ACCRETIONS
In these compositions I am interested in paint inspired by slowly accumulating organic life forms.
The agents of growth used as building blocks displayed here are represented in three distinct brushstrokes. These three strokes have come to the forefront in my art making for various reasons throughout the course of my artistic development. At this point they manifest themselves as various organs working symbiotically to sustain related growths of paint. I find that these forms have in the nature of their construction an ability communicate a gritty beauty as well as a reference to the visual documentation of a period of time.
NESTS
Much like a bird selects twigs from its environment for the purpose of constructing a nest in which to live, a painter begins a new body of work considering the accumulated history of all of the two dimensional media he or she has studied and digested, in order to seek out and carve a personal place in painting's visual history.

The bird nest has become, for me, a metaphorical vehicle and painting strategy. It's structure and concept allows me to study avenues of variation, and density expressed in the organic accumulation of marks, and gestures as painted marks. I have become enamored with the physical form of the bird nest, its beautiful simplicity and complexity of form, exists as a compact and sturdy dwelling as well as a fragile and ephemeral entity, changing with each new construction.
PLAY THINGS
The pieces displayed in this section come from two separate bodies of work.

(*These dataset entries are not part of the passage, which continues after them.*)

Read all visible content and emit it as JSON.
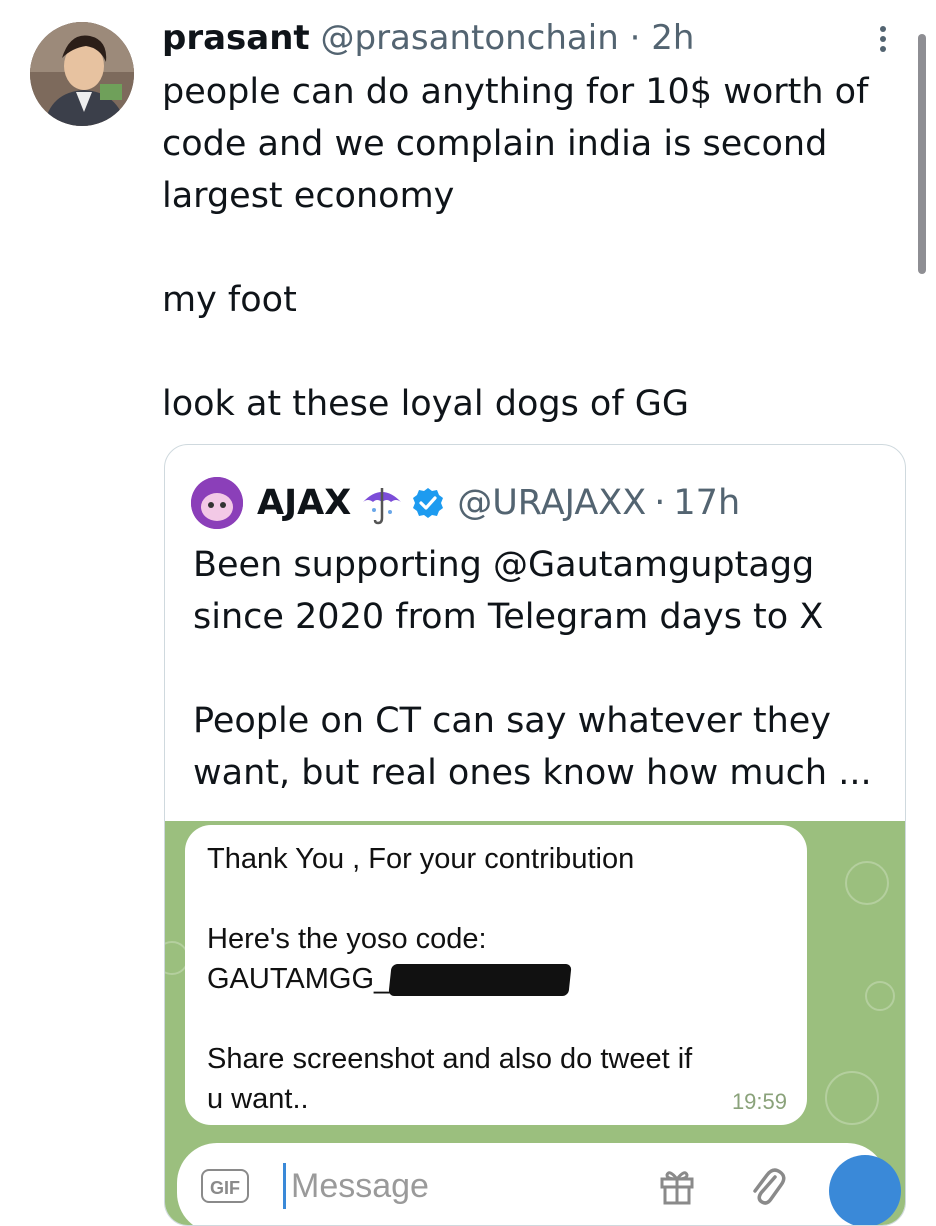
{
  "tweet": {
    "author_name": "prasant",
    "handle": "@prasantonchain",
    "separator": "·",
    "time": "2h",
    "lines": [
      "people can do anything for 10$ worth of",
      "code and we complain india is second",
      "largest economy",
      "",
      "my foot",
      "",
      "look at these loyal dogs of GG"
    ],
    "avatar_icon": "profile-photo"
  },
  "quote": {
    "author_name": "AJAX",
    "name_emoji_icon": "umbrella-icon",
    "verified_icon": "verified-badge-icon",
    "handle": "@URAJAXX",
    "separator": "·",
    "time": "17h",
    "lines": [
      "Been supporting @Gautamguptagg",
      "since 2020 from Telegram days to X",
      "",
      "People on CT can say whatever they",
      "want, but real ones know how much ..."
    ]
  },
  "telegram_screenshot": {
    "message_lines": [
      "Thank You , For your contribution",
      "",
      "Here's the yoso code:",
      "GAUTAMGG_",
      "",
      "Share screenshot and also do tweet if",
      "u want.."
    ],
    "message_time": "19:59",
    "input_placeholder": "Message",
    "gif_label": "GIF",
    "colors": {
      "chat_background": "#9bbf7e",
      "send_button": "#3a89d8"
    }
  }
}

The first is a series of self portraits in which I depict myself in a rudimentary bear costume. I am intrigued by the idea that animalistic personas can be used to describe how we desire ourselves to be projected to the rest of our world. These personas can be represented by invisible animal suits that we can choose either to brandish or discard. Independence, tenacity and strength; these are the qualities of the bear. These are qualities the people painted before you could certainly use.

The other paintings shown are from a series of works created to reveal the thinly veiled sexuality inherent in many children's toys. Here ceramic bunnies are turned and viewed from a perspective where their sexuality is exposed; simultaneously revealing a grimy reality while robbing the object of its supposed innocence.
MISC
Transformers also have become for me a bit of a fascination. These mechanisms exist on a physical plane that is forgotten above our heads and out of our normal scope of vision. Often residing in the intersection of a tangle of electrical wires, transformers regulate countless exchanges of the energy that is so integral for the occurrences that make up our daily routines.

The color night portraits shown in this body of work are an attempt both to explore the presence of these machines in our everyday lives and also an exercise where my patterns are simultaneously used to embellish or obscure the details of their surroundings. The guache serves almost to deify the transformers themselves by obstructing pieces of their unappreciative original environments and situating them in a new place where their value is more justly displayed.